Affetti personali. Una mostra oltre il Made in Italy.

Alzi la mano chi non ha una maglietta preferita, un cappotto che non si decide a buttare nonostante sia fuori moda?
Dopo il grande successo dei “cappellini” – nome popolare per definire l’allestimento dello scorso 2014, nella sala dei tessuti di Palazzo Madama, il cui nome vero era Chapeau Madame – è ritornata la moda al Museo d’Arte Antica di Torino.
Ancora pochi giorni per ammirare, sempre al II piano del palazzo, la mostra Affetti Personali. Fino al 18 gennaio 2015 è presentata una selezione di oltre cento oggetti ricevuti in dono da più di quarantacinque cittadini a partire da marzo 2014 – attraverso una campagna di raccolta alla quale hanno aderito moltissimi torinesi, desiderosi di partecipare a un progetto nuovo e innovativo, in cui la storia privata è al servizio del pubblico.
I donatori hanno generosamente contribuito al progetto “Torino un secolo di moda” che mira a porre i riflettori sui mestieri della moda, per approfondire la conoscenza di tutte quelle attività che hanno reso celebre Torino quale capitale dello stile prima di Firenze, Roma, Milano, e che vantano una storia di particolare eccellenza.

Viene esposta l’evoluzione del costume dagli anni Venti agli anni Novanta del Novecento: le proporzioni degli abiti, la fortuna di nuovi materiali come il nylon, amatissimo per la lingerie, e la predilezione per alcuni colori.
Insieme agli oggetti, sono preziose le testimonianze che permettono di contestualizzare e sottolineare, se mai ce ne fosse ancora bisogno, di quanto moda e costume vadano di pari passo con la storia dell’umanità, non solo dell’ultimo secolo. Ed ecco quindi, i racconti diretti di chi in quegli ambienti ha vissuto e lavorato, gli attrezzi e le fotografie di atelier e laboratori, vetrine e sfilate. Emergono nomi di sartorie torinesi – Pozzi, Badolato, Longo e Comollo – milanesi e genovesi insieme alle grandi modisterie.
Ciò che però lascia perplessi e rattristati, di tutto questo dispendio di energie e risorse, è il fatto che la maggior parte dei visitatori che si accalca a vedere cappellini e abiti del Novecento, soprattutto della metà del secolo lungo, sono coloro i quali tali abiti li hanno indossati e quei cappellini li hanno visti sulle teste di signore dell’alta società dei bei tempi andati.

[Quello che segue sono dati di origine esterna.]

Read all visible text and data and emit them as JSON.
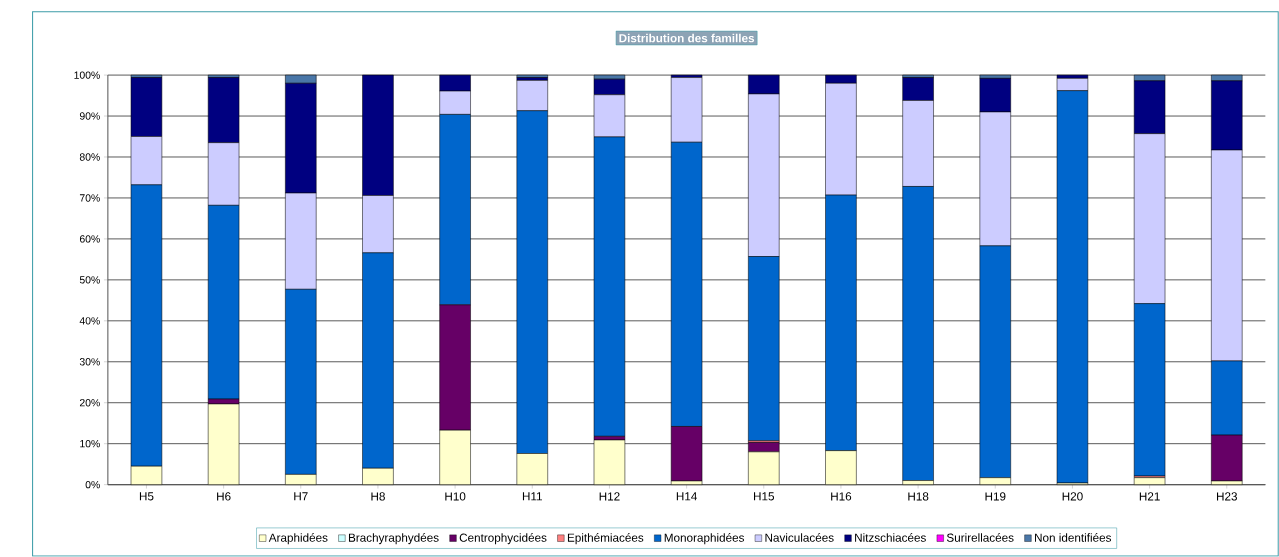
{
  "chart_data": {
    "type": "bar",
    "stacked": true,
    "title": "Distribution des familles",
    "categories": [
      "H5",
      "H6",
      "H7",
      "H8",
      "H10",
      "H11",
      "H12",
      "H14",
      "H15",
      "H16",
      "H18",
      "H19",
      "H20",
      "H21",
      "H23"
    ],
    "series": [
      {
        "name": "Araphidées",
        "color": "#ffffcc",
        "values": [
          4.5,
          19.7,
          2.5,
          4.0,
          13.3,
          7.6,
          10.9,
          0.9,
          8.0,
          8.3,
          1.0,
          1.7,
          0.4,
          1.7,
          0.9
        ]
      },
      {
        "name": "Brachyraphydées",
        "color": "#ccffff",
        "values": [
          0,
          0,
          0,
          0,
          0,
          0,
          0,
          0,
          0,
          0,
          0,
          0,
          0,
          0,
          0
        ]
      },
      {
        "name": "Centrophycidées",
        "color": "#660066",
        "values": [
          0,
          1.2,
          0,
          0,
          30.6,
          0,
          0.9,
          13.3,
          2.3,
          0,
          0,
          0,
          0,
          0,
          11.2
        ]
      },
      {
        "name": "Epithémiacées",
        "color": "#ff8080",
        "values": [
          0,
          0,
          0,
          0,
          0,
          0,
          0,
          0,
          0.4,
          0,
          0,
          0,
          0,
          0.4,
          0
        ]
      },
      {
        "name": "Monoraphidées",
        "color": "#0066cc",
        "values": [
          68.7,
          47.3,
          45.2,
          52.6,
          46.5,
          83.7,
          73.1,
          69.4,
          45.0,
          62.4,
          71.8,
          56.6,
          95.8,
          42.1,
          18.1
        ]
      },
      {
        "name": "Naviculacées",
        "color": "#ccccff",
        "values": [
          11.8,
          15.3,
          23.5,
          14.0,
          5.7,
          7.4,
          10.3,
          15.8,
          39.7,
          27.3,
          21.0,
          32.7,
          3.0,
          41.5,
          51.5
        ]
      },
      {
        "name": "Nitzschiacées",
        "color": "#000080",
        "values": [
          14.4,
          15.9,
          26.8,
          29.4,
          3.9,
          0.7,
          3.8,
          0.6,
          4.6,
          2.0,
          5.6,
          8.2,
          0.8,
          12.9,
          16.9
        ]
      },
      {
        "name": "Surirellacées",
        "color": "#ff00ff",
        "values": [
          0,
          0,
          0,
          0,
          0,
          0,
          0,
          0,
          0,
          0,
          0,
          0,
          0,
          0,
          0
        ]
      },
      {
        "name": "Non identifiées",
        "color": "#4a77a8",
        "values": [
          0.6,
          0.6,
          2.0,
          0,
          0,
          0.6,
          1.0,
          0,
          0,
          0,
          0.6,
          0.8,
          0,
          1.4,
          1.4
        ]
      }
    ],
    "ylim": [
      0,
      100
    ],
    "yticks": [
      {
        "value": 0,
        "label": "0%"
      },
      {
        "value": 10,
        "label": "10%"
      },
      {
        "value": 20,
        "label": "20%"
      },
      {
        "value": 30,
        "label": "30%"
      },
      {
        "value": 40,
        "label": "40%"
      },
      {
        "value": 50,
        "label": "50%"
      },
      {
        "value": 60,
        "label": "60%"
      },
      {
        "value": 70,
        "label": "70%"
      },
      {
        "value": 80,
        "label": "80%"
      },
      {
        "value": 90,
        "label": "90%"
      },
      {
        "value": 100,
        "label": "100%"
      }
    ],
    "grid": "y",
    "legend": "bottom"
  }
}
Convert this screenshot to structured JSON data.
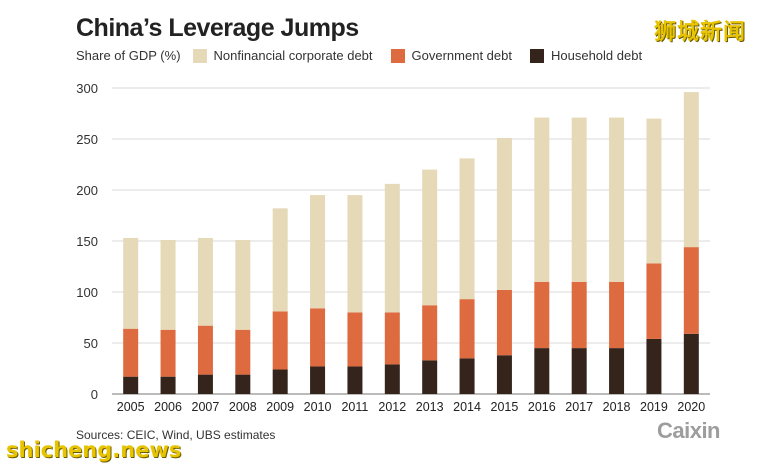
{
  "watermark_top": "狮城新闻",
  "watermark_bottom": "shicheng.news",
  "logo": "Caixin",
  "source": "Sources: CEIC, Wind, UBS estimates",
  "colors": {
    "nonfinancial": "#e6d9b8",
    "government": "#dd6b3f",
    "household": "#35241b",
    "grid": "#d9d9d9",
    "axis": "#777777"
  },
  "chart_data": {
    "type": "bar",
    "stacked": true,
    "title": "China’s Leverage Jumps",
    "ylabel": "Share of GDP (%)",
    "xlabel": "",
    "categories": [
      "2005",
      "2006",
      "2007",
      "2008",
      "2009",
      "2010",
      "2011",
      "2012",
      "2013",
      "2014",
      "2015",
      "2016",
      "2017",
      "2018",
      "2019",
      "2020"
    ],
    "series": [
      {
        "name": "Household debt",
        "color_key": "household",
        "values": [
          17,
          17,
          19,
          19,
          24,
          27,
          27,
          29,
          33,
          35,
          38,
          45,
          45,
          45,
          54,
          59
        ]
      },
      {
        "name": "Government debt",
        "color_key": "government",
        "values": [
          47,
          46,
          48,
          44,
          57,
          57,
          53,
          51,
          54,
          58,
          64,
          65,
          65,
          65,
          74,
          85
        ]
      },
      {
        "name": "Nonfinancial corporate debt",
        "color_key": "nonfinancial",
        "values": [
          89,
          88,
          86,
          88,
          101,
          111,
          115,
          126,
          133,
          138,
          149,
          161,
          161,
          161,
          142,
          152
        ]
      }
    ],
    "legend_order": [
      "Nonfinancial corporate debt",
      "Government debt",
      "Household debt"
    ],
    "ylim": [
      0,
      300
    ],
    "yticks": [
      0,
      50,
      100,
      150,
      200,
      250,
      300
    ],
    "grid": true,
    "legend_position": "top-left"
  }
}
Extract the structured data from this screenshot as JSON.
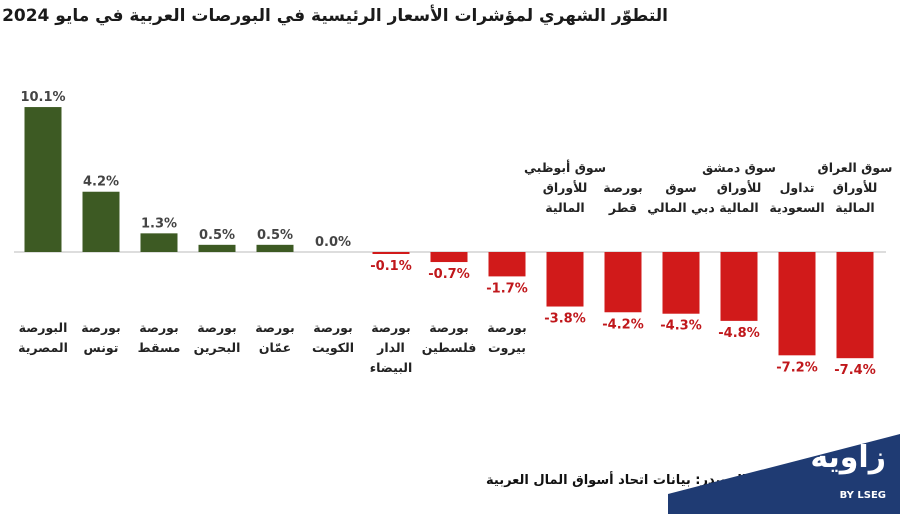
{
  "chart_data": {
    "type": "bar",
    "title": "التطوّر الشهري لمؤشرات الأسعار الرئيسية في البورصات العربية في مايو 2024",
    "categories": [
      [
        "البورصة",
        "المصرية"
      ],
      [
        "بورصة",
        "تونس"
      ],
      [
        "بورصة",
        "مسقط"
      ],
      [
        "بورصة",
        "البحرين"
      ],
      [
        "بورصة",
        "عمّان"
      ],
      [
        "بورصة",
        "الكويت"
      ],
      [
        "بورصة",
        "الدار",
        "البيضاء"
      ],
      [
        "بورصة",
        "فلسطين"
      ],
      [
        "بورصة",
        "بيروت"
      ],
      [
        "سوق أبوظبي",
        "للأوراق",
        "المالية"
      ],
      [
        "بورصة",
        "قطر"
      ],
      [
        "سوق",
        "دبي المالي"
      ],
      [
        "سوق دمشق",
        "للأوراق",
        "المالية"
      ],
      [
        "تداول",
        "السعودية"
      ],
      [
        "سوق العراق",
        "للأوراق",
        "المالية"
      ]
    ],
    "values": [
      10.1,
      4.2,
      1.3,
      0.5,
      0.5,
      0.0,
      -0.1,
      -0.7,
      -1.7,
      -3.8,
      -4.2,
      -4.3,
      -4.8,
      -7.2,
      -7.4
    ],
    "value_labels": [
      "10.1%",
      "4.2%",
      "1.3%",
      "0.5%",
      "0.5%",
      "0.0%",
      "-0.1%",
      "-0.7%",
      "-1.7%",
      "-3.8%",
      "-4.2%",
      "-4.3%",
      "-4.8%",
      "-7.2%",
      "-7.4%"
    ],
    "ylim": [
      -7.4,
      10.1
    ],
    "grid": false,
    "colors": {
      "positive": "#3d5a23",
      "negative": "#d11a1a",
      "positive_label": "#444444",
      "negative_label": "#c0171b",
      "category": "#222222",
      "axis": "#bbbbbb"
    }
  },
  "footer": {
    "source": "المصدر: بيانات اتحاد أسواق المال العربية",
    "logo_text": "زاوية",
    "logo_sub": "BY LSEG",
    "logo_color": "#1f3b73"
  }
}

E dove sono coloro che quei vestiti non sanno neanche cosa siano? E cosa fanno i ragazzi che, da quando sono nati, vestono abiti fatti in serie, tutti uguali e dai prezzi ridottissimi e che non hanno idea che una volta i vestiti si facevano a mano e non in una fabbrica dall’altra parte del mondo?
E perchè quei bambini, che ciondolanocon i genitori per le vie del centro alla ricerca dei jeans della marca preferita a un prezzo stracciato, non sanno neanche che dove ora si accalcano tra magliette fatte in Cina e maglioni cuciti in Bangladesh, una volta esisteva una sartoria dalle vetrine dal fascino senza tempo, con abiti luccicanti realizzati solo con spilli e tanta creatività.
Ma stavolta, e lo dico con piacere, non è colpa dei più giovani. Questa volta è colpa dei più grandi. Inutile accanirsi sulla scuola – vero un valoroso professore potrebbe fare un salto alla mostra, con tutta la ciurma scolastica – ma perché magari non ci pensano gli adulti vicini a questi ragazzi?
Gli abiti e gli accessori raccontano in modo discreto le storie più intime e personali delle donne che li hanno indossati: custodiscono il ricordo di un momento felice, l’emozione di un incontro importante o la memoria di una persona cara.
Anche ora succede, con meno qualità e poesia forse. Ma succede.
Siamo tanto orgogliosi del Made in Italy. Dovremmo esserlo anche quando si trova dentro un museo.
Anche e soprattutto.
Affetti personali. Storie di donne e di moda fino al 18/01/2015 a Palazzo Madama
Orari martedì – sabato 10.00 – 18.00, domenica 10.00 – 19.00, chiuso il lunedì La biglietteria chiude un’ora prima.